Unknowns & Challenges
There are still a few unknowns and challengers, mainly because the work on ~~SPARK-4366~~ is still in full swing:

How will we retain Hive UDAF functionality?
What will a WindowExpression containing an AggregateFunction look like? Will there be an intermediate AggregateExpression2? Or is this only present when distinct values and/or a non-Complete processing mode is requested?

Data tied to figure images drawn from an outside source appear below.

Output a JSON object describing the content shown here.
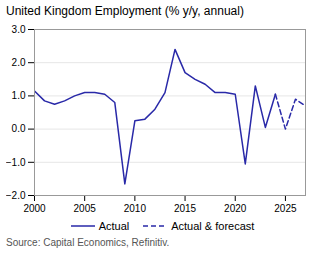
{
  "chart_data": {
    "type": "line",
    "title": "United Kingdom Employment (% y/y, annual)",
    "source": "Source: Capital Economics, Refinitiv.",
    "series": [
      {
        "name": "Actual",
        "color": "#2929a8",
        "line_style": "solid",
        "x": [
          2000,
          2001,
          2002,
          2003,
          2004,
          2005,
          2006,
          2007,
          2008,
          2009,
          2010,
          2011,
          2012,
          2013,
          2014,
          2015,
          2016,
          2017,
          2018,
          2019,
          2020,
          2021,
          2022,
          2023,
          2024
        ],
        "values": [
          1.15,
          0.85,
          0.75,
          0.85,
          1.0,
          1.1,
          1.1,
          1.05,
          0.8,
          -1.65,
          0.25,
          0.3,
          0.6,
          1.1,
          2.4,
          1.7,
          1.5,
          1.35,
          1.1,
          1.1,
          1.05,
          -1.05,
          1.3,
          0.05,
          1.05
        ]
      },
      {
        "name": "Actual & forecast",
        "color": "#2929a8",
        "line_style": "dashed",
        "x": [
          2024,
          2025,
          2026,
          2027
        ],
        "values": [
          1.05,
          0.0,
          0.9,
          0.7
        ]
      }
    ],
    "xlim": [
      2000,
      2027
    ],
    "xticks": [
      2000,
      2005,
      2010,
      2015,
      2020,
      2025
    ],
    "ylim": [
      -2,
      3
    ],
    "yticks": [
      -2,
      -1,
      0,
      1,
      2,
      3
    ],
    "grid": "y",
    "legend": "bottom"
  }
}
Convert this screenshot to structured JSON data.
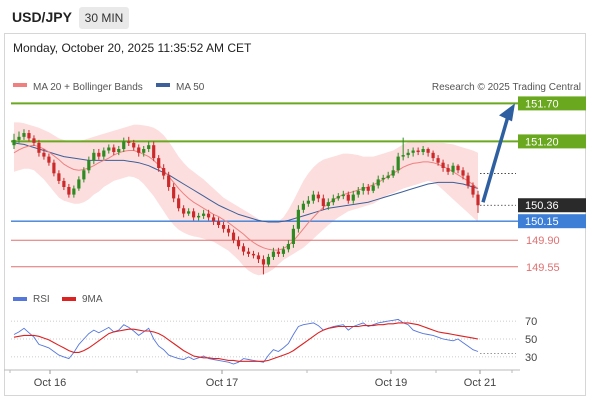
{
  "header": {
    "symbol": "USD/JPY",
    "timeframe": "30 MIN",
    "timestamp": "Monday, October 20, 2025 11:35:52 AM CET"
  },
  "credit": "Research © 2025 Trading Central",
  "colors": {
    "up": "#2e8b22",
    "down": "#cc2a2a",
    "ma20": "#f08080",
    "ma50": "#3d5f9a",
    "band_fill": "#fcdede",
    "target": "#6aa820",
    "pivot": "#3d7fd6",
    "support": "#e07070",
    "arrow": "#2e5fa0",
    "rsi": "#5577dd",
    "rsi_ma": "#dd2222"
  },
  "chart_data": [
    {
      "type": "candlestick",
      "legend": [
        {
          "name": "MA 20 + Bollinger Bands",
          "color": "#f08080"
        },
        {
          "name": "MA 50",
          "color": "#3d5f9a"
        }
      ],
      "ylim": [
        149.35,
        151.85
      ],
      "x_ticks": [
        "Oct 16",
        "Oct 17",
        "Oct 19",
        "Oct 21"
      ],
      "levels": [
        {
          "value": 151.7,
          "label": "151.70",
          "kind": "target"
        },
        {
          "value": 151.2,
          "label": "151.20",
          "kind": "target"
        },
        {
          "value": 150.15,
          "label": "150.15",
          "kind": "pivot"
        },
        {
          "value": 149.9,
          "label": "149.90",
          "kind": "support"
        },
        {
          "value": 149.55,
          "label": "149.55",
          "kind": "support"
        }
      ],
      "last_price": {
        "value": 150.36,
        "label": "150.36"
      },
      "arrow": {
        "from": 150.36,
        "to": 151.7
      },
      "close": [
        151.22,
        151.26,
        151.31,
        151.24,
        151.18,
        151.05,
        151.0,
        150.92,
        150.78,
        150.68,
        150.6,
        150.5,
        150.58,
        150.7,
        150.82,
        150.95,
        151.05,
        151.0,
        151.08,
        151.12,
        151.06,
        151.1,
        151.2,
        151.18,
        151.12,
        151.05,
        151.1,
        151.15,
        150.98,
        150.85,
        150.75,
        150.6,
        150.45,
        150.32,
        150.25,
        150.28,
        150.2,
        150.22,
        150.25,
        150.2,
        150.15,
        150.1,
        150.05,
        150.0,
        149.9,
        149.82,
        149.75,
        149.72,
        149.7,
        149.65,
        149.58,
        149.68,
        149.75,
        149.72,
        149.78,
        149.85,
        150.05,
        150.3,
        150.38,
        150.42,
        150.5,
        150.45,
        150.35,
        150.4,
        150.45,
        150.48,
        150.5,
        150.42,
        150.5,
        150.55,
        150.6,
        150.55,
        150.62,
        150.7,
        150.72,
        150.75,
        150.82,
        151.0,
        151.02,
        151.05,
        151.08,
        151.06,
        151.1,
        151.05,
        150.98,
        150.92,
        150.85,
        150.8,
        150.88,
        150.82,
        150.75,
        150.62,
        150.5,
        150.36
      ],
      "open": [
        151.15,
        151.22,
        151.26,
        151.31,
        151.24,
        151.18,
        151.05,
        151.0,
        150.92,
        150.78,
        150.68,
        150.6,
        150.5,
        150.58,
        150.7,
        150.82,
        150.95,
        151.05,
        151.0,
        151.08,
        151.12,
        151.06,
        151.1,
        151.2,
        151.18,
        151.12,
        151.05,
        151.1,
        151.15,
        150.98,
        150.85,
        150.75,
        150.6,
        150.45,
        150.32,
        150.25,
        150.28,
        150.2,
        150.22,
        150.25,
        150.2,
        150.15,
        150.1,
        150.05,
        150.0,
        149.9,
        149.82,
        149.75,
        149.72,
        149.7,
        149.65,
        149.58,
        149.68,
        149.75,
        149.72,
        149.78,
        149.85,
        150.05,
        150.3,
        150.38,
        150.42,
        150.5,
        150.45,
        150.35,
        150.4,
        150.45,
        150.48,
        150.5,
        150.42,
        150.5,
        150.55,
        150.6,
        150.55,
        150.62,
        150.7,
        150.72,
        150.75,
        150.82,
        151.0,
        151.02,
        151.05,
        151.08,
        151.06,
        151.1,
        151.05,
        150.98,
        150.92,
        150.85,
        150.8,
        150.88,
        150.82,
        150.75,
        150.62,
        150.5
      ],
      "high": [
        151.3,
        151.33,
        151.36,
        151.35,
        151.28,
        151.22,
        151.1,
        151.04,
        150.96,
        150.82,
        150.72,
        150.64,
        150.62,
        150.74,
        150.86,
        151.0,
        151.1,
        151.1,
        151.12,
        151.16,
        151.16,
        151.14,
        151.25,
        151.26,
        151.22,
        151.16,
        151.14,
        151.2,
        151.2,
        151.02,
        150.9,
        150.8,
        150.65,
        150.5,
        150.36,
        150.32,
        150.32,
        150.26,
        150.3,
        150.3,
        150.24,
        150.2,
        150.14,
        150.1,
        150.04,
        149.95,
        149.86,
        149.8,
        149.76,
        149.74,
        149.7,
        149.72,
        149.8,
        149.8,
        149.82,
        149.9,
        150.1,
        150.36,
        150.42,
        150.48,
        150.55,
        150.54,
        150.5,
        150.45,
        150.5,
        150.52,
        150.55,
        150.54,
        150.55,
        150.6,
        150.65,
        150.64,
        150.66,
        150.75,
        150.76,
        150.8,
        150.88,
        151.05,
        151.25,
        151.1,
        151.12,
        151.12,
        151.14,
        151.12,
        151.08,
        151.02,
        150.96,
        150.9,
        150.92,
        150.9,
        150.86,
        150.79,
        150.66,
        150.55
      ],
      "low": [
        151.1,
        151.18,
        151.22,
        151.2,
        151.14,
        151.0,
        150.96,
        150.88,
        150.74,
        150.64,
        150.56,
        150.46,
        150.46,
        150.55,
        150.66,
        150.78,
        150.9,
        150.96,
        150.96,
        151.04,
        151.02,
        151.02,
        151.06,
        151.14,
        151.08,
        151.0,
        151.0,
        151.06,
        150.94,
        150.8,
        150.7,
        150.55,
        150.4,
        150.28,
        150.2,
        150.22,
        150.16,
        150.16,
        150.18,
        150.16,
        150.1,
        150.06,
        150.0,
        149.95,
        149.86,
        149.78,
        149.7,
        149.68,
        149.66,
        149.6,
        149.45,
        149.55,
        149.64,
        149.68,
        149.68,
        149.74,
        149.8,
        150.0,
        150.26,
        150.34,
        150.38,
        150.4,
        150.3,
        150.3,
        150.36,
        150.42,
        150.44,
        150.38,
        150.38,
        150.46,
        150.5,
        150.5,
        150.52,
        150.58,
        150.66,
        150.7,
        150.72,
        150.78,
        150.95,
        150.98,
        151.0,
        151.02,
        151.02,
        151.0,
        150.94,
        150.88,
        150.8,
        150.76,
        150.76,
        150.78,
        150.7,
        150.58,
        150.46,
        150.26
      ],
      "ma20": [
        151.05,
        151.09,
        151.12,
        151.14,
        151.15,
        151.13,
        151.1,
        151.06,
        151.01,
        150.96,
        150.9,
        150.86,
        150.83,
        150.82,
        150.83,
        150.85,
        150.88,
        150.92,
        150.95,
        150.98,
        151.02,
        151.05,
        151.07,
        151.08,
        151.08,
        151.06,
        151.03,
        151.0,
        150.95,
        150.89,
        150.82,
        150.74,
        150.66,
        150.58,
        150.51,
        150.45,
        150.4,
        150.36,
        150.32,
        150.28,
        150.24,
        150.21,
        150.17,
        150.13,
        150.08,
        150.03,
        149.98,
        149.92,
        149.87,
        149.83,
        149.8,
        149.78,
        149.77,
        149.77,
        149.79,
        149.83,
        149.89,
        149.97,
        150.05,
        150.13,
        150.2,
        150.27,
        150.33,
        150.38,
        150.43,
        150.47,
        150.5,
        150.52,
        150.54,
        150.56,
        150.58,
        150.6,
        150.63,
        150.66,
        150.7,
        150.74,
        150.78,
        150.82,
        150.86,
        150.89,
        150.91,
        150.92,
        150.93,
        150.93,
        150.92,
        150.9,
        150.87,
        150.84,
        150.8,
        150.76,
        150.72,
        150.68,
        150.63,
        150.58
      ],
      "ma50": [
        151.18,
        151.17,
        151.16,
        151.14,
        151.12,
        151.1,
        151.08,
        151.06,
        151.04,
        151.02,
        151.0,
        150.99,
        150.98,
        150.97,
        150.96,
        150.95,
        150.95,
        150.95,
        150.95,
        150.95,
        150.95,
        150.95,
        150.95,
        150.94,
        150.93,
        150.92,
        150.9,
        150.88,
        150.85,
        150.82,
        150.79,
        150.76,
        150.72,
        150.68,
        150.64,
        150.6,
        150.56,
        150.52,
        150.48,
        150.44,
        150.4,
        150.36,
        150.33,
        150.3,
        150.27,
        150.24,
        150.22,
        150.2,
        150.18,
        150.16,
        150.15,
        150.14,
        150.14,
        150.14,
        150.15,
        150.16,
        150.18,
        150.2,
        150.22,
        150.24,
        150.26,
        150.28,
        150.3,
        150.32,
        150.33,
        150.34,
        150.35,
        150.36,
        150.37,
        150.38,
        150.39,
        150.4,
        150.42,
        150.44,
        150.46,
        150.48,
        150.5,
        150.52,
        150.54,
        150.56,
        150.58,
        150.6,
        150.62,
        150.64,
        150.65,
        150.66,
        150.66,
        150.66,
        150.66,
        150.65,
        150.64,
        150.62,
        150.6,
        150.58
      ],
      "band_upper": [
        151.45,
        151.45,
        151.44,
        151.42,
        151.4,
        151.38,
        151.35,
        151.32,
        151.28,
        151.24,
        151.22,
        151.2,
        151.2,
        151.21,
        151.22,
        151.24,
        151.26,
        151.28,
        151.3,
        151.32,
        151.34,
        151.36,
        151.38,
        151.4,
        151.42,
        151.42,
        151.41,
        151.4,
        151.38,
        151.34,
        151.28,
        151.2,
        151.1,
        151.0,
        150.92,
        150.85,
        150.8,
        150.75,
        150.7,
        150.64,
        150.58,
        150.52,
        150.46,
        150.42,
        150.38,
        150.34,
        150.3,
        150.26,
        150.22,
        150.18,
        150.15,
        150.14,
        150.14,
        150.15,
        150.2,
        150.3,
        150.42,
        150.55,
        150.68,
        150.78,
        150.86,
        150.92,
        150.96,
        150.98,
        151.0,
        151.02,
        151.04,
        151.04,
        151.03,
        151.02,
        151.0,
        151.0,
        151.0,
        151.02,
        151.04,
        151.06,
        151.08,
        151.12,
        151.16,
        151.19,
        151.2,
        151.2,
        151.19,
        151.18,
        151.18,
        151.18,
        151.18,
        151.17,
        151.16,
        151.14,
        151.12,
        151.1,
        151.08,
        151.05
      ],
      "band_lower": [
        150.8,
        150.82,
        150.84,
        150.84,
        150.82,
        150.76,
        150.7,
        150.62,
        150.54,
        150.46,
        150.42,
        150.4,
        150.38,
        150.38,
        150.4,
        150.44,
        150.5,
        150.54,
        150.6,
        150.64,
        150.68,
        150.7,
        150.72,
        150.74,
        150.73,
        150.7,
        150.64,
        150.56,
        150.48,
        150.38,
        150.28,
        150.18,
        150.1,
        150.04,
        150.0,
        149.97,
        149.95,
        149.94,
        149.92,
        149.9,
        149.88,
        149.84,
        149.8,
        149.76,
        149.7,
        149.64,
        149.56,
        149.5,
        149.46,
        149.44,
        149.45,
        149.48,
        149.52,
        149.58,
        149.64,
        149.68,
        149.72,
        149.76,
        149.8,
        149.86,
        149.92,
        149.98,
        150.04,
        150.1,
        150.15,
        150.2,
        150.24,
        150.28,
        150.3,
        150.32,
        150.34,
        150.36,
        150.38,
        150.42,
        150.46,
        150.5,
        150.52,
        150.55,
        150.58,
        150.6,
        150.62,
        150.64,
        150.66,
        150.68,
        150.66,
        150.62,
        150.56,
        150.5,
        150.44,
        150.38,
        150.32,
        150.26,
        150.2,
        150.14
      ]
    },
    {
      "type": "line",
      "legend": [
        {
          "name": "RSI",
          "color": "#5577dd"
        },
        {
          "name": "9MA",
          "color": "#dd2222"
        }
      ],
      "ylim": [
        22,
        78
      ],
      "y_ticks": [
        70,
        50,
        30
      ],
      "series": [
        {
          "name": "RSI",
          "values": [
            55,
            58,
            62,
            57,
            52,
            44,
            42,
            40,
            36,
            32,
            30,
            28,
            35,
            44,
            50,
            56,
            60,
            57,
            60,
            63,
            58,
            60,
            66,
            63,
            59,
            54,
            58,
            62,
            50,
            42,
            38,
            32,
            30,
            28,
            27,
            30,
            27,
            29,
            31,
            28,
            27,
            26,
            25,
            24,
            22,
            24,
            28,
            27,
            26,
            25,
            24,
            32,
            38,
            36,
            40,
            45,
            55,
            64,
            66,
            67,
            68,
            65,
            60,
            62,
            64,
            65,
            66,
            60,
            64,
            66,
            68,
            64,
            66,
            68,
            69,
            70,
            71,
            72,
            68,
            66,
            60,
            58,
            56,
            55,
            54,
            52,
            50,
            49,
            48,
            50,
            46,
            42,
            38,
            36
          ]
        },
        {
          "name": "9MA",
          "values": [
            52,
            53,
            54,
            54,
            54,
            53,
            51,
            49,
            46,
            43,
            40,
            37,
            35,
            35,
            37,
            40,
            44,
            48,
            52,
            56,
            58,
            59,
            60,
            61,
            61,
            60,
            59,
            59,
            58,
            56,
            53,
            49,
            45,
            41,
            37,
            34,
            31,
            30,
            29,
            29,
            28,
            28,
            27,
            26,
            26,
            25,
            25,
            25,
            25,
            25,
            25,
            26,
            28,
            30,
            32,
            34,
            37,
            41,
            45,
            49,
            53,
            57,
            60,
            62,
            63,
            64,
            64,
            64,
            64,
            64,
            65,
            65,
            65,
            66,
            66,
            67,
            67,
            68,
            68,
            68,
            67,
            66,
            64,
            62,
            60,
            58,
            57,
            56,
            55,
            54,
            53,
            52,
            51,
            50
          ]
        }
      ]
    }
  ]
}
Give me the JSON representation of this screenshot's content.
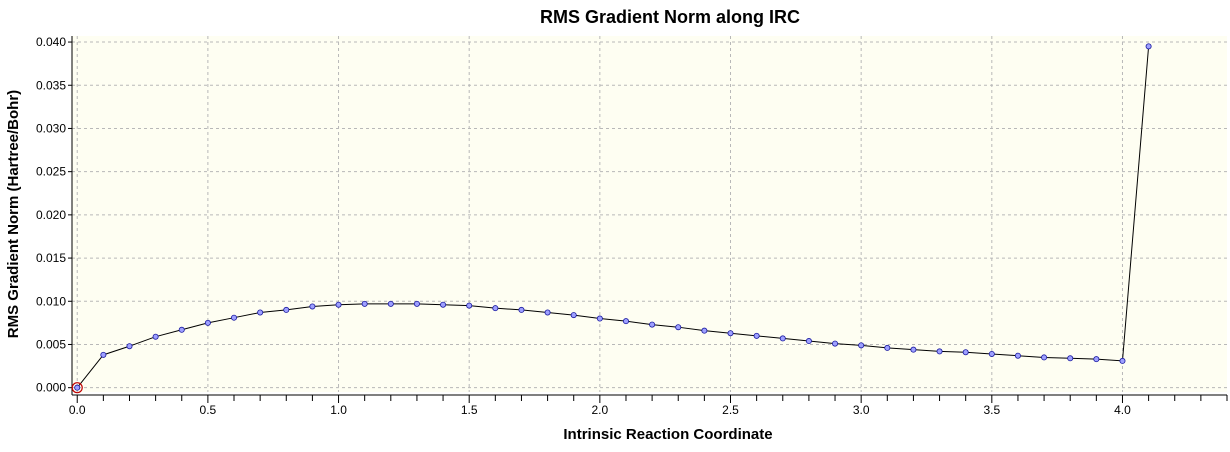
{
  "chart_data": {
    "type": "line",
    "title": "RMS Gradient Norm along IRC",
    "xlabel": "Intrinsic Reaction Coordinate",
    "ylabel": "RMS Gradient Norm (Hartree/Bohr)",
    "xlim": [
      -0.02,
      4.4
    ],
    "ylim": [
      -0.0005,
      0.0407
    ],
    "x_ticks": [
      0.0,
      0.5,
      1.0,
      1.5,
      2.0,
      2.5,
      3.0,
      3.5,
      4.0
    ],
    "x_tick_labels": [
      "0.0",
      "0.5",
      "1.0",
      "1.5",
      "2.0",
      "2.5",
      "3.0",
      "3.5",
      "4.0"
    ],
    "y_ticks": [
      0.0,
      0.005,
      0.01,
      0.015,
      0.02,
      0.025,
      0.03,
      0.035,
      0.04
    ],
    "y_tick_labels": [
      "0.000",
      "0.005",
      "0.010",
      "0.015",
      "0.020",
      "0.025",
      "0.030",
      "0.035",
      "0.040"
    ],
    "grid": true,
    "background": "#fefef2",
    "marker_fill": "#9ea0ff",
    "marker_edge": "#1a1aa0",
    "highlight_color": "#c00000",
    "series": [
      {
        "x": [
          0.0,
          0.1,
          0.2,
          0.3,
          0.4,
          0.5,
          0.6,
          0.7,
          0.8,
          0.9,
          1.0,
          1.1,
          1.2,
          1.3,
          1.4,
          1.5,
          1.6,
          1.7,
          1.8,
          1.9,
          2.0,
          2.1,
          2.2,
          2.3,
          2.4,
          2.5,
          2.6,
          2.7,
          2.8,
          2.9,
          3.0,
          3.1,
          3.2,
          3.3,
          3.4,
          3.5,
          3.6,
          3.7,
          3.8,
          3.9,
          4.0,
          4.1
        ],
        "y": [
          0.0,
          0.0038,
          0.0048,
          0.0059,
          0.0067,
          0.0075,
          0.0081,
          0.0087,
          0.009,
          0.0094,
          0.0096,
          0.0097,
          0.0097,
          0.0097,
          0.0096,
          0.0095,
          0.0092,
          0.009,
          0.0087,
          0.0084,
          0.008,
          0.0077,
          0.0073,
          0.007,
          0.0066,
          0.0063,
          0.006,
          0.0057,
          0.0054,
          0.0051,
          0.0049,
          0.0046,
          0.0044,
          0.0042,
          0.0041,
          0.0039,
          0.0037,
          0.0035,
          0.0034,
          0.0033,
          0.0031,
          0.0395
        ]
      }
    ],
    "highlight_index": 0
  }
}
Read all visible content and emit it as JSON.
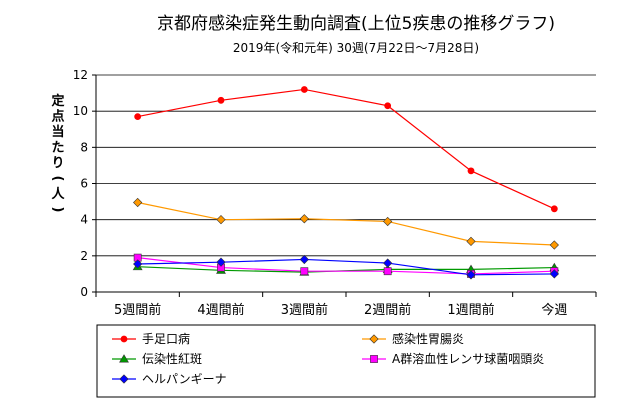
{
  "chart_data": {
    "type": "line",
    "title": "京都府感染症発生動向調査(上位5疾患の推移グラフ)",
    "subtitle": "2019年(令和元年) 30週(7月22日～7月28日)",
    "ylabel": "定点当たり(人)",
    "xlabel": "",
    "categories": [
      "5週間前",
      "4週間前",
      "3週間前",
      "2週間前",
      "1週間前",
      "今週"
    ],
    "ylim": [
      0,
      12
    ],
    "yticks": [
      0,
      2,
      4,
      6,
      8,
      10,
      12
    ],
    "grid": true,
    "legend_position": "bottom",
    "series": [
      {
        "name": "手足口病",
        "values": [
          9.7,
          10.6,
          11.2,
          10.3,
          6.7,
          4.6
        ],
        "color": "#ff0000",
        "marker": "circle"
      },
      {
        "name": "感染性胃腸炎",
        "values": [
          4.95,
          4.0,
          4.05,
          3.9,
          2.8,
          2.6
        ],
        "color": "#ff9900",
        "marker": "diamond"
      },
      {
        "name": "伝染性紅斑",
        "values": [
          1.4,
          1.2,
          1.1,
          1.25,
          1.25,
          1.35
        ],
        "color": "#009900",
        "marker": "triangle"
      },
      {
        "name": "A群溶血性レンサ球菌咽頭炎",
        "values": [
          1.9,
          1.35,
          1.15,
          1.15,
          1.0,
          1.15
        ],
        "color": "#ff00ff",
        "marker": "square"
      },
      {
        "name": "ヘルパンギーナ",
        "values": [
          1.55,
          1.65,
          1.8,
          1.6,
          0.95,
          1.0
        ],
        "color": "#0000ff",
        "marker": "diamond"
      }
    ]
  }
}
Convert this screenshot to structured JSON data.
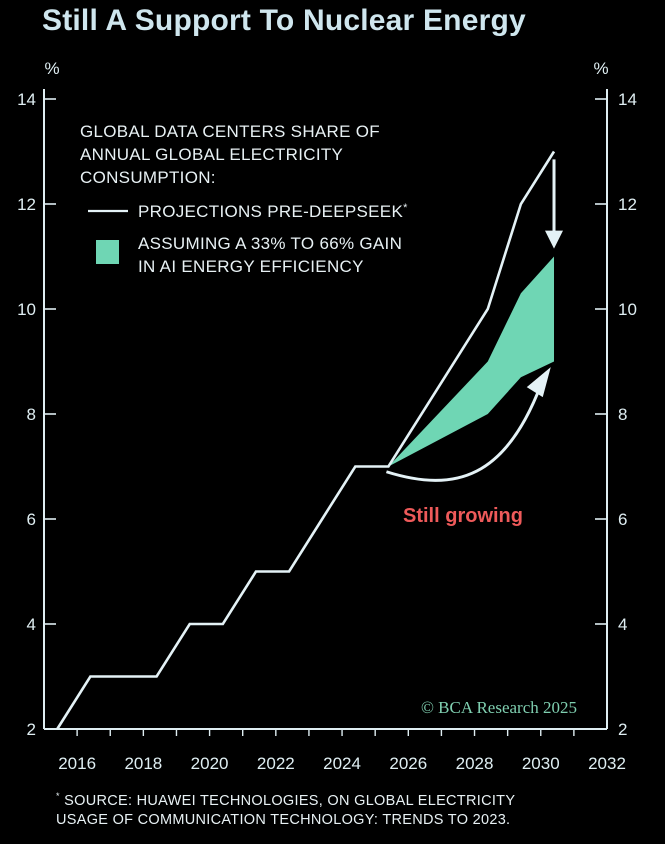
{
  "title": "Still A Support To Nuclear Energy",
  "unit_left": "%",
  "unit_right": "%",
  "legend": {
    "heading_lines": [
      "GLOBAL DATA CENTERS SHARE OF",
      "ANNUAL GLOBAL ELECTRICITY",
      "CONSUMPTION:"
    ],
    "line_label": "PROJECTIONS PRE-DEEPSEEK",
    "line_label_mark": "*",
    "band_label_lines": [
      "ASSUMING A 33% TO 66% GAIN",
      "IN AI ENERGY EFFICIENCY"
    ]
  },
  "annotation": "Still growing",
  "watermark": "© BCA Research 2025",
  "footnote": {
    "mark": "*",
    "line1": " SOURCE: HUAWEI TECHNOLOGIES, ON GLOBAL ELECTRICITY",
    "line2": "USAGE OF COMMUNICATION TECHNOLOGY: TRENDS TO 2023."
  },
  "colors": {
    "background": "#000000",
    "axis": "#dfeef2",
    "line": "#e4f2f6",
    "band": "#6fd6b4",
    "annotation": "#ee5a5a",
    "watermark": "#7fcfb0"
  },
  "chart_data": {
    "type": "line",
    "title": "Still A Support To Nuclear Energy",
    "ylabel": "%",
    "xlim": [
      2015,
      2032
    ],
    "ylim": [
      2,
      14
    ],
    "x_ticks": [
      2016,
      2018,
      2020,
      2022,
      2024,
      2026,
      2028,
      2030,
      2032
    ],
    "y_ticks": [
      2,
      4,
      6,
      8,
      10,
      12,
      14
    ],
    "series": [
      {
        "name": "PROJECTIONS PRE-DEEPSEEK",
        "type": "line",
        "points": [
          [
            2015.4,
            2.0
          ],
          [
            2016.4,
            3.0
          ],
          [
            2017.4,
            3.0
          ],
          [
            2018.4,
            3.0
          ],
          [
            2019.4,
            4.0
          ],
          [
            2020.4,
            4.0
          ],
          [
            2021.4,
            5.0
          ],
          [
            2022.4,
            5.0
          ],
          [
            2023.4,
            6.0
          ],
          [
            2024.4,
            7.0
          ],
          [
            2025.4,
            7.0
          ],
          [
            2028.4,
            10.0
          ],
          [
            2029.4,
            12.0
          ],
          [
            2030.4,
            13.0
          ]
        ]
      },
      {
        "name": "ASSUMING A 33% TO 66% GAIN IN AI ENERGY EFFICIENCY",
        "type": "band",
        "x": [
          2025.4,
          2028.4,
          2029.4,
          2030.4
        ],
        "upper": [
          7.0,
          9.0,
          10.3,
          11.0
        ],
        "lower": [
          7.0,
          8.0,
          8.7,
          9.0
        ]
      }
    ]
  }
}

The new implementation moves the responsibility of distinct processing to the operator. It also
adds two aggregate evaluation paths: AggregateFunction2 & AlgebraicAggregate (it is assumed that the current AggregateFunction doesn't require a third). Are there posibilities of code reuse? Or
do we have to implement everything from scratch?